The Washington Post is trolling for gun violence stories to prepare a compelling anti-gun narrative for the first anniversary of the Sandy Hook shooting. In their own words:
Saturday marks a year since the massacre at Sandy Hook Elementary School in Newtown, Conn. Since the shooting, an intense political debate on guns has occurred, with about 1,500 gun bills introduced across the country. But for many Americans, the impact of guns and gun violence has also been incredibly personal, making this week a time for reflection.
As we cover the politics and policy about guns, we are also looking for stories of the personal impact of gun violence. Share your story using the form below.
The form includes the question, “How many people do you know who have been killed or injured by gun violence?” This number is what the Post calls your “gun number.” I don’t know if you are to subtract people from that list who have been shot by the police or shot in active combat. It doesn’t matter, I’m sure. The higher the number the better. The Post is also encouraging people to post photos:
We’re illustrating this project with photographs of people holding their “gun numbers.” If you can take a photo like this, it would help us illustrate your story and increase your chances of appearing on the site.
You may write your number on anything—a piece of paper, a chalkboard, a notebook—and take it with a cellphone or a camera. You can upload a photo below or, in the next box, send us a link to an Instagram, Facebook, Twitter or other photo.
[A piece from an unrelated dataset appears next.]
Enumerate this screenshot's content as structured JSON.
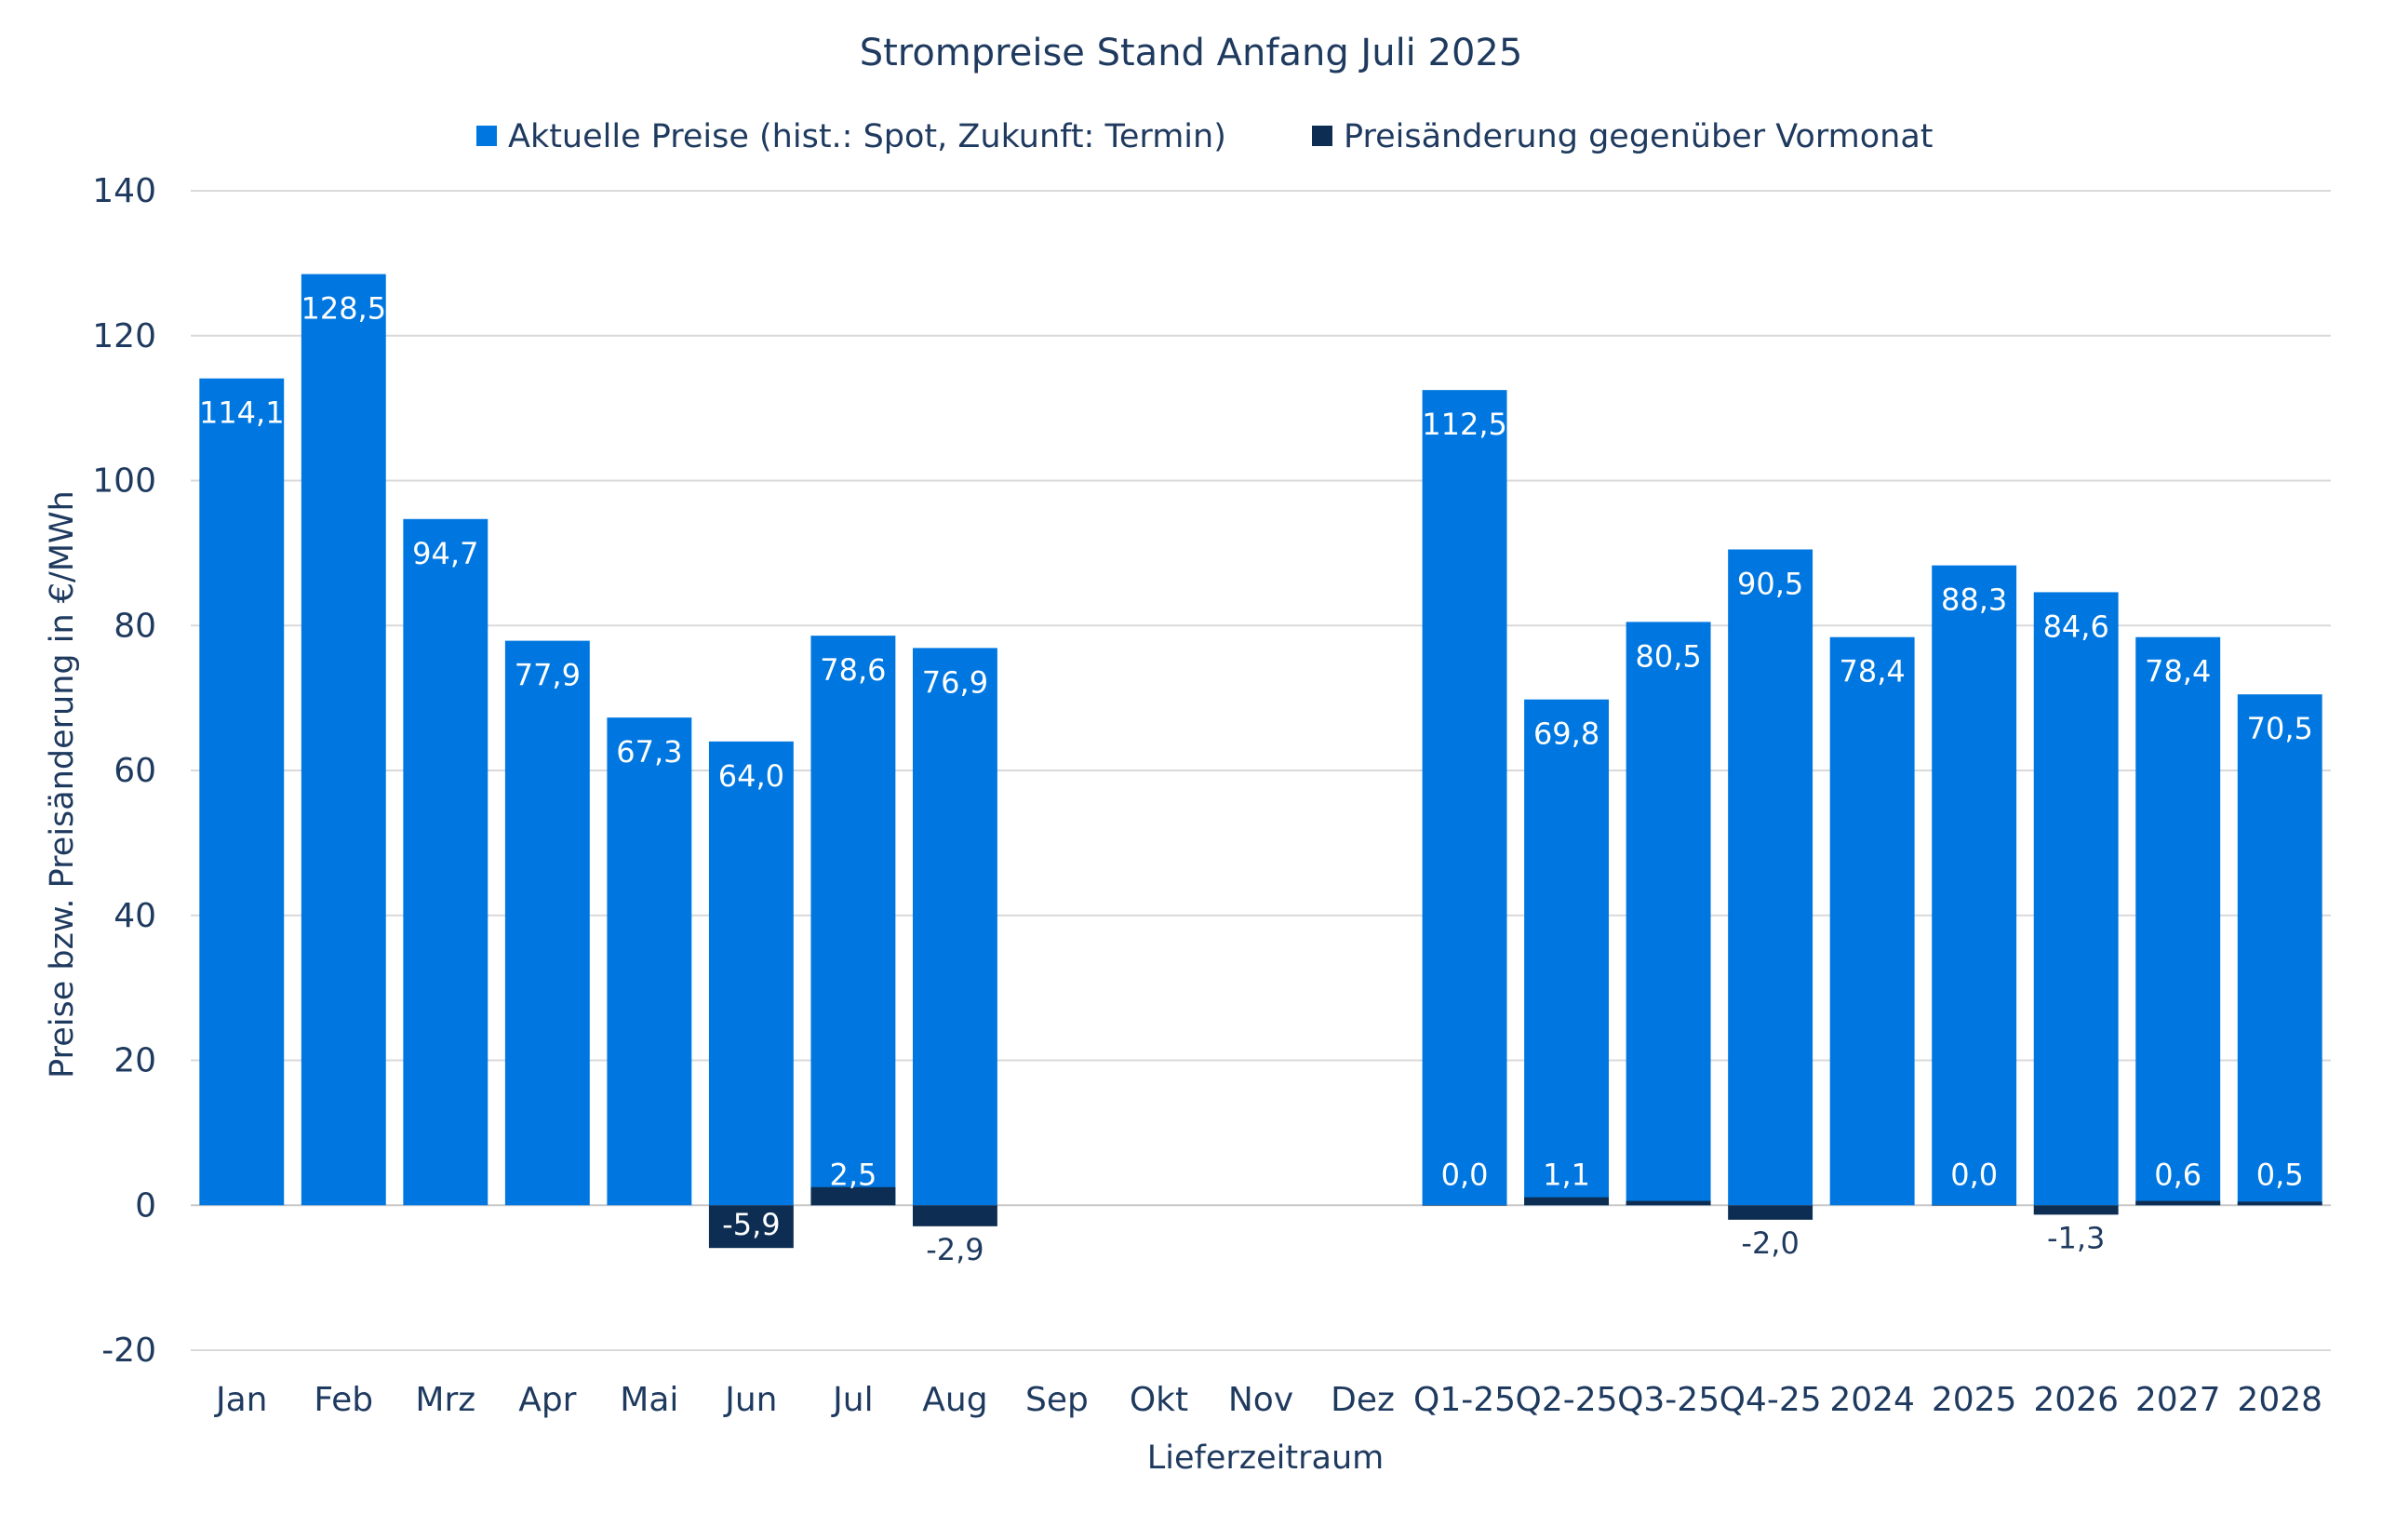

Given the fact that social media exacerbates the already competitive bend of human nature, I’m sure some idiots will be one-upping each other into triple digits in no time. The Washington Post is going to use all of these numbers and sob stories, of course, as a way to bolster their claims that guns harm more than they help.
I’d like to recommend something as a counterpart. Let’s change the gun number narrative by posting pictures with a negative number instead of a positive. Call it the “gun defense number.” It represents the number of people you personally know (including yourself) who have been protected by a gun in the hands of a private citizen.
If the gun number people make an honest accounting and the gun defense number people do the same, I am sure that the net gun number would be negative. And that would actually be a positive. So… what’s your gun number?